The resulting deal is one that resembles in many ways the exclusivity agreements common to Division I programs in the United States’ NCAA. For his part however, Giles draws the comparison between this most recent deal and those he negotiated in his previous capacity as the President of the CFL for seven years.

“Everyone looks at apparel as a cost, but nobody looks at it as a licensing opportunity,” said the Athletic Director. “Fans want to buy a licensed product – they want to buy wear the athletes are wearing. We did the same thing in the CFL. We consolidated everything – first with Starter, then Adidas, and then Reebok. We grew it to the point where licensing in the CFL is now worth $10 million per year – from almost nothing.

“I came into McMaster and said that we should be able to do the same thing here. We should be able to take all of this apparel and everything we do to outfit our teams and create a licensing opportunity. That’s what the Maroon Shop is all about.”

Whatever comparison one wants to draw, there is no doubting the importance of the deal, and Giles believes that his department’s agreement with Nike has opened eyes across the North American collegiate landscape.

“I think we’ve created some waves,” conceded Giles. “I can imagine there are some big time American schools that want to know why they aren’t Jordan schools. I can’t answer that question and I didn’t want to cause problems down there, but maybe we have.”

While the agreement presents McMaster with a definite financial boon, the Athletic Director stressed that the purpose of the school’s move to exclusivity was not profit, but rather the expansion of the athletic department’s efforts.

“It’s not about the money,” said Giles of the deal. “It’s about giving our students the best possible experience while they’re here, to provide the programs and services they need to have a tremendous experience. Doing that costs money. This deal works to help us expand those programs and services.

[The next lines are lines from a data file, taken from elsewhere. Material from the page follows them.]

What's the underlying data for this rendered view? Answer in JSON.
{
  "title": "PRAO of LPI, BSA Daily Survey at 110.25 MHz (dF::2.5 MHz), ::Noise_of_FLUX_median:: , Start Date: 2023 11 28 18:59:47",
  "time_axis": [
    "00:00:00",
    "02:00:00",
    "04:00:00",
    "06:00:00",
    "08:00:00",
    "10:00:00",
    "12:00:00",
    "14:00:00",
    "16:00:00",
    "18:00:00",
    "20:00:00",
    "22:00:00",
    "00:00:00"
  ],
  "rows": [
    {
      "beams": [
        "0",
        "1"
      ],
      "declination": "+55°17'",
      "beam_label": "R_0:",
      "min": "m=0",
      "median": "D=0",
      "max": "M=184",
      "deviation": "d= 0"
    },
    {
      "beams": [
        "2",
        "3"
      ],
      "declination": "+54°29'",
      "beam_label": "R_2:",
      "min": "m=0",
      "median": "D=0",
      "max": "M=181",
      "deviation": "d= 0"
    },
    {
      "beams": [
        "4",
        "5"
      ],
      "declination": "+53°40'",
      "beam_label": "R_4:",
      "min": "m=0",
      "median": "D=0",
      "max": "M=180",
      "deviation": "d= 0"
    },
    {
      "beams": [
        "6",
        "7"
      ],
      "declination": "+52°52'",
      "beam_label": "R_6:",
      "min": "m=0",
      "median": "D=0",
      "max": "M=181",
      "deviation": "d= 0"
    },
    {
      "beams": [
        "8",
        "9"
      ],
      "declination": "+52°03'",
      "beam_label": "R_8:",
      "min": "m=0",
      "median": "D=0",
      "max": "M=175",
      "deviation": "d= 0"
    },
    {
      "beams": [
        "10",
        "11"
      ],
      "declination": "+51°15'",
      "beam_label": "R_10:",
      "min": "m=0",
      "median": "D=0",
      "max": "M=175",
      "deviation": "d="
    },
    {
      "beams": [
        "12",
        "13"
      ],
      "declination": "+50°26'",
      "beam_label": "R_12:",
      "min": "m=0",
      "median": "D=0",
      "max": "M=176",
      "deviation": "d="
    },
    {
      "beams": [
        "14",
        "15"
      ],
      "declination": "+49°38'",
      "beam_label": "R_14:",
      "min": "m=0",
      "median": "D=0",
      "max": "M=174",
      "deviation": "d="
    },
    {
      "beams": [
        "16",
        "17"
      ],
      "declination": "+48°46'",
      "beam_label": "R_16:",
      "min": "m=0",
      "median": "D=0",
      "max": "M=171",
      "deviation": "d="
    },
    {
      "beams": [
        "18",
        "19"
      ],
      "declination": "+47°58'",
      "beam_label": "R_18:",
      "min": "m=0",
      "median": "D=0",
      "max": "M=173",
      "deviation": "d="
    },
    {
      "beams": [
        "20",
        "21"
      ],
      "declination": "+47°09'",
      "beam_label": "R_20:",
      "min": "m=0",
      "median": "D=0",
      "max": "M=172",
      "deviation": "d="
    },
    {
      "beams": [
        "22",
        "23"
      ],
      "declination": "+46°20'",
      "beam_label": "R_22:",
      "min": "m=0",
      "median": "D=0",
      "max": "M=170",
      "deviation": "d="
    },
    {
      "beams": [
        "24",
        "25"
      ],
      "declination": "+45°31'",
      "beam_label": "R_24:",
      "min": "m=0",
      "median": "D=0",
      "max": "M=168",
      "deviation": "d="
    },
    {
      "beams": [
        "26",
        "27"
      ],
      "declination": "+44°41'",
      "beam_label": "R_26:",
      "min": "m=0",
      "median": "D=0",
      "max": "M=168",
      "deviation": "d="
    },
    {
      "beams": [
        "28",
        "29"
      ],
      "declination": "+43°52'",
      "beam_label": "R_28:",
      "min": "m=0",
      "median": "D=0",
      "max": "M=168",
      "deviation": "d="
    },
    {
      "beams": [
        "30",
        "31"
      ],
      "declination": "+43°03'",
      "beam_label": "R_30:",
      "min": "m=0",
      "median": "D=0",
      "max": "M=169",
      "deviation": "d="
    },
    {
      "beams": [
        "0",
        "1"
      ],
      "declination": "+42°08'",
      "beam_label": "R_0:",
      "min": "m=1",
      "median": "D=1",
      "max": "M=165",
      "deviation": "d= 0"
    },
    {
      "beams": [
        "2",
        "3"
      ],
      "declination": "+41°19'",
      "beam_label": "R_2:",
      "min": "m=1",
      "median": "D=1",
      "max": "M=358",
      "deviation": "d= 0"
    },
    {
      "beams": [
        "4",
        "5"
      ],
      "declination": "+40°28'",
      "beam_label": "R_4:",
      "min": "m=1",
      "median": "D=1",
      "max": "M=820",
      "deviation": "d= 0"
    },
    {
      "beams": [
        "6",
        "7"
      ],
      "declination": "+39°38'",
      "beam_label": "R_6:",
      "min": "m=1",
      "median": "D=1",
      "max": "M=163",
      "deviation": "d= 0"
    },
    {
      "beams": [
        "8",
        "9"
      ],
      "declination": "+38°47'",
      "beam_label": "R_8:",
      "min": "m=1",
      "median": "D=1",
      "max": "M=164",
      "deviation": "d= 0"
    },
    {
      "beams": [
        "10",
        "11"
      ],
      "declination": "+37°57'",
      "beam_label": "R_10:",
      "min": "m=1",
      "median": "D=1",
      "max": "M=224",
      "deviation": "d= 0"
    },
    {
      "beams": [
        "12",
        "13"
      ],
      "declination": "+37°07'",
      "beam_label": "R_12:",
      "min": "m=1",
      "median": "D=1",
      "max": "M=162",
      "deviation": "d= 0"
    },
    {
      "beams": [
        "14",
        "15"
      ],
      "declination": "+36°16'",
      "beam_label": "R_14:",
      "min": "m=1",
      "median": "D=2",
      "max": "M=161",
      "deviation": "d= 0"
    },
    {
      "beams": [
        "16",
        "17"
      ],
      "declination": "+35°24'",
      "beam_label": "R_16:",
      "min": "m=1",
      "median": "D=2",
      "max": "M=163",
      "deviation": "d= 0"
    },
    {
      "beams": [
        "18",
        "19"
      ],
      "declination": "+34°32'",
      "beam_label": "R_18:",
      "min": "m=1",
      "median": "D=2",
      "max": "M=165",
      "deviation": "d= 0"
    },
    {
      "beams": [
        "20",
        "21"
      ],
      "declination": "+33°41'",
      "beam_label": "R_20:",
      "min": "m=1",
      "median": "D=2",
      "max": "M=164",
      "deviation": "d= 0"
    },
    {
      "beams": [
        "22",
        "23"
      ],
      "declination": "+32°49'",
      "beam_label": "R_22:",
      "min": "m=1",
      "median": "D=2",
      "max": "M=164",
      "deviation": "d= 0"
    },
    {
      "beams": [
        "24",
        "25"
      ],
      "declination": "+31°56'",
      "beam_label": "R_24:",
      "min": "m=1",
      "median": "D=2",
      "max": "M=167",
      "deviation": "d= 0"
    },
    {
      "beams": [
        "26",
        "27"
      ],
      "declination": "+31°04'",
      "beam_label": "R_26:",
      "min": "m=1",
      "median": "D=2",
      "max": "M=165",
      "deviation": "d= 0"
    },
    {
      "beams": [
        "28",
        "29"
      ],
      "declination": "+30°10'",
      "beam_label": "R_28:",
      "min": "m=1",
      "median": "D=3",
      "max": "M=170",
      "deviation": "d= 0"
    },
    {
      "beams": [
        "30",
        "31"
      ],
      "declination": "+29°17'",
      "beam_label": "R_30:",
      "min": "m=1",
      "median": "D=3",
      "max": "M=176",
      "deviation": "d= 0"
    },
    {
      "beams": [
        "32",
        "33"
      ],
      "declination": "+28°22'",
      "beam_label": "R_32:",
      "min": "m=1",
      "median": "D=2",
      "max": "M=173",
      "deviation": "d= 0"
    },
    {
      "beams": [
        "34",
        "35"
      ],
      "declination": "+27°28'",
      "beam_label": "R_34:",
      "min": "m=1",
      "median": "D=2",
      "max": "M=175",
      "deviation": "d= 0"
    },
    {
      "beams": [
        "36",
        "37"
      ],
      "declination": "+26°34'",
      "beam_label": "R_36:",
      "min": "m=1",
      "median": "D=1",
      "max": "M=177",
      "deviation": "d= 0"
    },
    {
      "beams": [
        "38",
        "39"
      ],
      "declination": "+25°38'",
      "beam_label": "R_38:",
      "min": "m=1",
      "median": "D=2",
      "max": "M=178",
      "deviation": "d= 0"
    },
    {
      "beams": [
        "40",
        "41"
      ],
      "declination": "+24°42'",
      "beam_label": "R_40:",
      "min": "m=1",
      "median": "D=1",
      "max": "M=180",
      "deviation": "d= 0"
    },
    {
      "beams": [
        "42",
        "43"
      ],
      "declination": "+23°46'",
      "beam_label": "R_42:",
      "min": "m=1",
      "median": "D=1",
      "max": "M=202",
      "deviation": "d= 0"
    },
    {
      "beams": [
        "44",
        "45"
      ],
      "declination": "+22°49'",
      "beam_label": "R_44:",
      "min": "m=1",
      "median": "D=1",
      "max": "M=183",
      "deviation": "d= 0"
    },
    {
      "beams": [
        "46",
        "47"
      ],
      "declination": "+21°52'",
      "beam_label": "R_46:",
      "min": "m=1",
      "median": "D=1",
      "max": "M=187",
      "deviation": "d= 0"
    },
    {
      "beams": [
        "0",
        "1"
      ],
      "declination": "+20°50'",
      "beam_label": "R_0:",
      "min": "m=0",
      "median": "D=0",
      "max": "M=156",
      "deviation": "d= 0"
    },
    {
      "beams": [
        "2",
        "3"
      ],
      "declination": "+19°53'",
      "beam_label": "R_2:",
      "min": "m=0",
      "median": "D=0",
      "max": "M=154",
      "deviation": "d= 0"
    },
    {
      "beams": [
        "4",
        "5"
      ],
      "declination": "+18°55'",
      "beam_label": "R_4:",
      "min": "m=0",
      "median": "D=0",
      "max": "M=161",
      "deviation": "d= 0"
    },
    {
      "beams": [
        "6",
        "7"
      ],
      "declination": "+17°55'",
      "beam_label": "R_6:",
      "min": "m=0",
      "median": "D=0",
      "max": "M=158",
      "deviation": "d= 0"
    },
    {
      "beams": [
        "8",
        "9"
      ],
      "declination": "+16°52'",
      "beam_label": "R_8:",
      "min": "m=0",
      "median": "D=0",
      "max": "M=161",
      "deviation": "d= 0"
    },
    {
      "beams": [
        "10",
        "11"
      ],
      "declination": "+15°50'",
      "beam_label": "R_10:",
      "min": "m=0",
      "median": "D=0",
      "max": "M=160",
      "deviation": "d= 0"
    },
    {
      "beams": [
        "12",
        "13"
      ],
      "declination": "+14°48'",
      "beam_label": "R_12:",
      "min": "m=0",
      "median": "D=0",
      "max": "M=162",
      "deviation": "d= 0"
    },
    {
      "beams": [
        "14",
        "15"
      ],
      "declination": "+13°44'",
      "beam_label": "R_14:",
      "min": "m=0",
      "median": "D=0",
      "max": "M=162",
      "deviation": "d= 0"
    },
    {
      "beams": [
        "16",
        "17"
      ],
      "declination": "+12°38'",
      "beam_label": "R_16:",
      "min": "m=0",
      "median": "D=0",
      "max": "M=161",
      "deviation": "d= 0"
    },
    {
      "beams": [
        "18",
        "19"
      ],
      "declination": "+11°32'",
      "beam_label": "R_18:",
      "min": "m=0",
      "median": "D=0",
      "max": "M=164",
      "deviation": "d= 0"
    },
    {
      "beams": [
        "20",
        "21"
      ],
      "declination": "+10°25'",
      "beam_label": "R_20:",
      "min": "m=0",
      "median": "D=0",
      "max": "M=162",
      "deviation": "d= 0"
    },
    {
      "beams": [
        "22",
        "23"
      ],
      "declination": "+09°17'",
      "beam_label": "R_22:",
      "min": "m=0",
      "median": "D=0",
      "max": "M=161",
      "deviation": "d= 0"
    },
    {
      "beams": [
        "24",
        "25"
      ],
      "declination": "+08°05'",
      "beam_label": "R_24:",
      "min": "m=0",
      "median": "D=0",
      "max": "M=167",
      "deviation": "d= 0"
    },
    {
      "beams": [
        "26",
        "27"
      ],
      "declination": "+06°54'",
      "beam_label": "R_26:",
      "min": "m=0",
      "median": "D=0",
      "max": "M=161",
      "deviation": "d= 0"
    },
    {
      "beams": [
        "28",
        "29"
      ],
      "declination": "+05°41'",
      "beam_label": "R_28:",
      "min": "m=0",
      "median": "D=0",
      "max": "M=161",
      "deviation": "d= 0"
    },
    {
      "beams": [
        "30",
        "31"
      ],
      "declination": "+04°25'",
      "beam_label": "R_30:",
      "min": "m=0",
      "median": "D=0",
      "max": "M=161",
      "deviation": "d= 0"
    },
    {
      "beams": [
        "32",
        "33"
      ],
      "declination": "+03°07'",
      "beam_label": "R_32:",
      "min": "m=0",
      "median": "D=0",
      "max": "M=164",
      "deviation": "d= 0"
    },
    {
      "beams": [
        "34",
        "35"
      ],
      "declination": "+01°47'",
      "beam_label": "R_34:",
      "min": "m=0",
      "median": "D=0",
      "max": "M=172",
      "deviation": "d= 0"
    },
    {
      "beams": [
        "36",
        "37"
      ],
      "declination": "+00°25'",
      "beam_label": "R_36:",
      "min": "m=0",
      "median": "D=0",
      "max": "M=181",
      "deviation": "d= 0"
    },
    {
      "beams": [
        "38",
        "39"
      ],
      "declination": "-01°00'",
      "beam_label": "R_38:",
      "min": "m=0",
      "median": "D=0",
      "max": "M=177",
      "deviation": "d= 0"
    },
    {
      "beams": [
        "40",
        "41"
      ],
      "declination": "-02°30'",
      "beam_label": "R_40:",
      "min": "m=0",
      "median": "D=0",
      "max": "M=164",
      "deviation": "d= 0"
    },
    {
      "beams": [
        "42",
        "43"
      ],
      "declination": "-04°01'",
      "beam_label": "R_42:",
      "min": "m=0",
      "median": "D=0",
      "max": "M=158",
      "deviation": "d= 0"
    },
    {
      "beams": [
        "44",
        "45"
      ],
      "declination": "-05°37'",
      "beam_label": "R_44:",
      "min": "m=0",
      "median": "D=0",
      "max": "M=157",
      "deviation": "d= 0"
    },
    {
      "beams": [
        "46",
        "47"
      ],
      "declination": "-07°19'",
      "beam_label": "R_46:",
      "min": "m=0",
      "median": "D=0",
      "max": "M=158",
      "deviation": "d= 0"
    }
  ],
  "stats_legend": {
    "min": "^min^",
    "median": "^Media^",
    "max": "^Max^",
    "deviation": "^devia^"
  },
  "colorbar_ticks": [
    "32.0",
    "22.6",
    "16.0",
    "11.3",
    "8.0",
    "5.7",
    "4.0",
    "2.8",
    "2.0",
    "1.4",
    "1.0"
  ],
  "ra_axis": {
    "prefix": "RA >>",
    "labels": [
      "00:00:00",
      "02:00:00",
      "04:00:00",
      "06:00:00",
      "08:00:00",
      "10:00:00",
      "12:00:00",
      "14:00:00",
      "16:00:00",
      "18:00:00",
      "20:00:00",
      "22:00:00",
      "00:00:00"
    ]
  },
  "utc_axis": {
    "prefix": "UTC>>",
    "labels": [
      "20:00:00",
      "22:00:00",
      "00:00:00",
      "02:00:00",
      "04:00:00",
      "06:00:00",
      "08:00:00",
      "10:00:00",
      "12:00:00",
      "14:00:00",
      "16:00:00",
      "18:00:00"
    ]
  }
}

“Many of the athletic departments across Ontario are conducting sport reviews and taking a look to see what they need to cut while they feel tremendous financial pressures. We’re taking a different approach and asking how we can expand our services and do more for our students and staff. This just allows us to do that.”

For teams looking to attract new athletes, the allure of top-tier apparel could be a dealmaker. However, Giles was quick to voice his hope that merchandise alone would not motivate potential Marauders to relocate to the Hamilton campus.

“It can’t hurt,” said the athletic director of the deal’s impact on recruiting. “All that I can judge by is the excitement of our two basketball teams – how excited our players are and tell me that our recruits are. I hope it helps, but I also hope that kids aren’t coming here because they get to wear a Jordan basketball uniform.

“If that’s the icing on the cake, then great. We’re looking for dedicated student athletes and if this means that those athletes choose McMaster, then so be it.”